Throughout her career, Champion has been working to correct these problems, most recently at ESPN, where she hosted big-ticket shows like SportsCenter. Last year, she left the network to co-host a no-holds-barred talk show with Jemele Hill, a fellow ESPN alum, and in March, launched a podcast, Naked with Cari Champion. She’s going back to her storytelling roots, she says, which expand beyond sports. Here, she talks to Bustle about the advice that’s guided her cross-country journey.
How did you decide you wanted to talk to people for a living?
I've always wanted to be a storyteller, since I was a little kid. I saw Oprah on TV and said, “That's exactly what I want to do.”
What’s something you learned early in your career that you still use today?
The idea of being interested in someone's background, where they grew up, what led them to today, what steps they took. My very first job was in West Virginia, and I started with the basics — the who, what, when, where, and how — and it never left me.

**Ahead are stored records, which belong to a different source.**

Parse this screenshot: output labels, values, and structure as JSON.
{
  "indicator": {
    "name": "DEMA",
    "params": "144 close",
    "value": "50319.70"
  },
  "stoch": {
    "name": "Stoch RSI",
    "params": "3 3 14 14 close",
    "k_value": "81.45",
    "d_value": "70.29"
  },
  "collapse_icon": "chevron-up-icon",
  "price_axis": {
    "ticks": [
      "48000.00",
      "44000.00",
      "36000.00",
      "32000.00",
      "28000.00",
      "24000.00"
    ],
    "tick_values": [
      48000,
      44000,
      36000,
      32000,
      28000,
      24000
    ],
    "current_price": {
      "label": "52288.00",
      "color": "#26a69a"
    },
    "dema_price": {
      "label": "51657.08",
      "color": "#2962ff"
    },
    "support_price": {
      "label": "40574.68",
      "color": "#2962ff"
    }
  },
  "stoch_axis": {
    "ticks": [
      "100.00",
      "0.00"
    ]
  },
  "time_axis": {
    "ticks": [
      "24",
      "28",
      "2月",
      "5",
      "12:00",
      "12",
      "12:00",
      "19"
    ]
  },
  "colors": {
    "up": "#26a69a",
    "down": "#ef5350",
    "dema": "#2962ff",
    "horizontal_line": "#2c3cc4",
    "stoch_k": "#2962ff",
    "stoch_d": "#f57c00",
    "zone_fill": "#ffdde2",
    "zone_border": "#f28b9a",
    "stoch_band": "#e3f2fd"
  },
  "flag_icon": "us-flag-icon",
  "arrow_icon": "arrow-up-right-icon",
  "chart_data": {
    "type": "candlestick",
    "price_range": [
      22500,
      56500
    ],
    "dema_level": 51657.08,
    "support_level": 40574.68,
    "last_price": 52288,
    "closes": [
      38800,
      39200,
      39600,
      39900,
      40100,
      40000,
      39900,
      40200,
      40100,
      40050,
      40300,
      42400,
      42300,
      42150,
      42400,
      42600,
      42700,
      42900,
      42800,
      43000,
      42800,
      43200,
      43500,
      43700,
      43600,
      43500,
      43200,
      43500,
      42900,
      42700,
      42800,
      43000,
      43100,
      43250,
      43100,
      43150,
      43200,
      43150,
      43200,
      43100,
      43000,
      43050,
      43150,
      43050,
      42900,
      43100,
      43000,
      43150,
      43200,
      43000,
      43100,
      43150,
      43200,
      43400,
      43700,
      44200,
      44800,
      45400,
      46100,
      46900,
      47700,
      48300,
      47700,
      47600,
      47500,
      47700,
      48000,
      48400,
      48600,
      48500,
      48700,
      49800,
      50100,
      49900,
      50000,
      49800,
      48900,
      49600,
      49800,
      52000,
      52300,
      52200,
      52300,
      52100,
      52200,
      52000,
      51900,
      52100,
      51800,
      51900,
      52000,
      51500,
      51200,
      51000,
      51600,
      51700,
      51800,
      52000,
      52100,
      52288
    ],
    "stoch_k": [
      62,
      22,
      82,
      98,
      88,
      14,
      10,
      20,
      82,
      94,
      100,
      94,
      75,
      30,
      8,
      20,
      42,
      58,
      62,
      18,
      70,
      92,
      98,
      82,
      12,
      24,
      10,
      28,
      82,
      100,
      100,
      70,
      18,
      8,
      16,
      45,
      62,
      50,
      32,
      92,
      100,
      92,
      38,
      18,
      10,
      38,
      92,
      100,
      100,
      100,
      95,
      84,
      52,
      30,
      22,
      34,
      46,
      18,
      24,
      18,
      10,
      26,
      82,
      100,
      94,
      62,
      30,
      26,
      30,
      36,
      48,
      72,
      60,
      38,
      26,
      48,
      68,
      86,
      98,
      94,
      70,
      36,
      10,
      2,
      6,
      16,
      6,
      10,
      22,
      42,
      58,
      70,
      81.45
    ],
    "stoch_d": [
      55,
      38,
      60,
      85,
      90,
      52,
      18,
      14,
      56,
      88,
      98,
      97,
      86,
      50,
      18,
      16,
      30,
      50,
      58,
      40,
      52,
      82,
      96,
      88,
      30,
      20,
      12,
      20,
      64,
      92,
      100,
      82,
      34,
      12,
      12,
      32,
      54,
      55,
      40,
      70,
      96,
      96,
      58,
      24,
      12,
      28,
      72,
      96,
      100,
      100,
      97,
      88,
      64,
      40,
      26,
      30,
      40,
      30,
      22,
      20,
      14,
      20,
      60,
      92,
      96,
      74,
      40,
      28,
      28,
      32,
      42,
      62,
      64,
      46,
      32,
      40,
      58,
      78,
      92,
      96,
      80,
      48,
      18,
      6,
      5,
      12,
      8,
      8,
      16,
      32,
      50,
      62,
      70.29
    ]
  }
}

What’s the most rewarding part of your job?
I grew up in California, and the images I saw of Black people on television weren’t fair. They were very generic, broad strokes of Black people committing crimes. And I thought to myself, that's not really fair. I remember taking a communications class in college, and one of my professors said, “The power of media is unlike any other thing, [and] I suggest you take that responsibility seriously.” I knew then it was important for me to tell stories that were helping others.
Tell us about one of the biggest challenges you’ve overcome in your work.
There's this idea that if you're Black, you can only be one thing, and it's just not true. People know me in sports [reporting], but I've always been a general-assignment reporter. As a result, [on] this podcast, Naked, you see me talking about wildly different things and being extremely vulnerable.
What’s the worst career advice you’ve been given?
The worst piece of advice that I ever received was from two different men. One told me my nails were too bright for television, and the other told me my heels were too high. I mean, come on.
And the best?
The best piece of advice I’ve received was from a man who I consider my mentor. He said, “Cari, all you need to do is listen. That is the telltale sign of a great interviewer.” And while it [sounds] simple, it’s so hard to do.
This interview has been edited and condensed for clarity.